There are a number of issues before the courts. Some of them have actually been dismissed and settled. There was no money paid by the Government of Canada in the settlement of those, and those were the ones that were happening in British Columbia. I can't comment on the rest of them because they're before the courts, but we maintain that the regulatory and scientific decisions that were made with those issues were scientifically sound.

1:20 p.m.

Bloc

Vivian Barbot Bloc Papineau, QC

I have a question for Dr. Brown.

What would you say about the fact that cancer survivors with implant experience have more complications and are more likely to need additional surgery to correct those problems compared to augmentation patients?

1:20 p.m.

Plastic, Reconstructive and Cosmetic Surgeon and Associate Professor, Department of Surgery, University of Toronto

Dr. Mitchell Brown

Thank you.

That fact is not the least bit surprising. Breast reconstructive surgery is very complex and very difficult and very challenging surgery for the plastic surgeon, whether it is with the use of an implant or whether it is with the use of tissue taken from other areas of the body. Breast augmentation surgery is generally a fairly straightforward procedure, where we're dealing with a natural and normal part of anatomy and changing its feature. If done properly, it can be done with a very low complication rate.

Reconstructive surgery is trying to reconstruct, build, or create a new breast, essentially from nothing. It is a much more difficult and complex procedure, not to mention that it's often a unilateral procedure. Many of the re-operations that are quoted in these studies are re-operations to fine-tune balancing and symmetry issues, for example, lifting or reducing an opposite breast to try to make it look more like the breast that's been reconstructed.

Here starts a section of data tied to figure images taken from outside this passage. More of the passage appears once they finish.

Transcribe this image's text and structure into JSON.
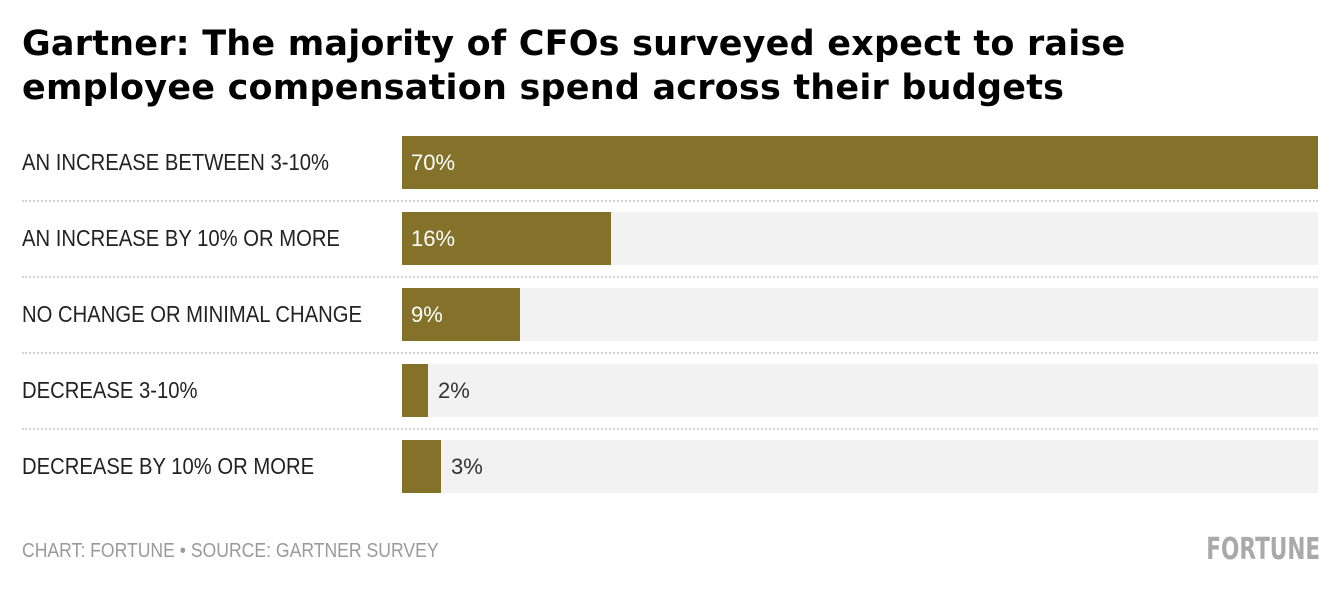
{
  "chart_data": {
    "type": "bar",
    "orientation": "horizontal",
    "title": "Gartner: The majority of CFOs surveyed expect to raise employee compensation spend across their budgets",
    "categories": [
      "AN INCREASE BETWEEN 3-10%",
      "AN INCREASE BY 10% OR MORE",
      "NO CHANGE OR MINIMAL CHANGE",
      "DECREASE 3-10%",
      "DECREASE BY 10% OR MORE"
    ],
    "values": [
      70,
      16,
      9,
      2,
      3
    ],
    "value_labels": [
      "70%",
      "16%",
      "9%",
      "2%",
      "3%"
    ],
    "xlim": [
      0,
      70
    ],
    "unit": "%",
    "grid": false,
    "legend": "none",
    "bar_color": "#84722b",
    "track_color": "#f2f2f2"
  },
  "footer": {
    "source": "CHART: FORTUNE • SOURCE: GARTNER SURVEY",
    "logo": "FORTUNE"
  }
}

So that data does not surprise me in the least.

1:20 p.m.

Conservative

The Chair Conservative Rob Merrifield

Thank you very much.

Madam Brown.

1:20 p.m.

Liberal

Bonnie Brown Liberal Oakville, ON

Thanks very much.

Dr. Sharma, of the over 8,000 applications for these devices, how many Health Canada employees are reviewing those applications, and what are their qualifications?

1:20 p.m.

Associate Director General, Therapeutic Product Directorate, Health Products and Food Branch, Department of Health

Dr. Supriya Sharma

You're referring to the special access program.

1:20 p.m.

Liberal

Bonnie Brown Liberal Oakville, ON

Special access, 8,000 silicone gel....

1:20 p.m.

Associate Director General, Therapeutic Product Directorate, Health Products and Food Branch, Department of Health

Dr. Supriya Sharma

At any given time, there's usually two or three people who are reviewing those. The special access program for medical devices is actually led by a physician, a health care practitioner, and the people who are reviewing them are chemists and people who have expertise in materials, primarily.

1:20 p.m.

Liberal

Bonnie Brown Liberal Oakville, ON

Okay. So they're not all reviewed by physicians, but by chemists.

1:20 p.m.

Associate Director General, Therapeutic Product Directorate, Health Products and Food Branch, Department of Health

Dr. Supriya Sharma

No. They're all ultimately reviewed by the physician, because that's the person in charge of that program.

1:20 p.m.

Liberal

Bonnie Brown Liberal Oakville, ON

He's in charge of those staffers. They make a recommendation to him and he has to approve or not approve--or can they say yes on their own?

1:20 p.m.

Associate Director General, Therapeutic Product Directorate, Health Products and Food Branch, Department of Health

Dr. Supriya Sharma

No. He has to approve or not approve, and he actually reads every single special access form.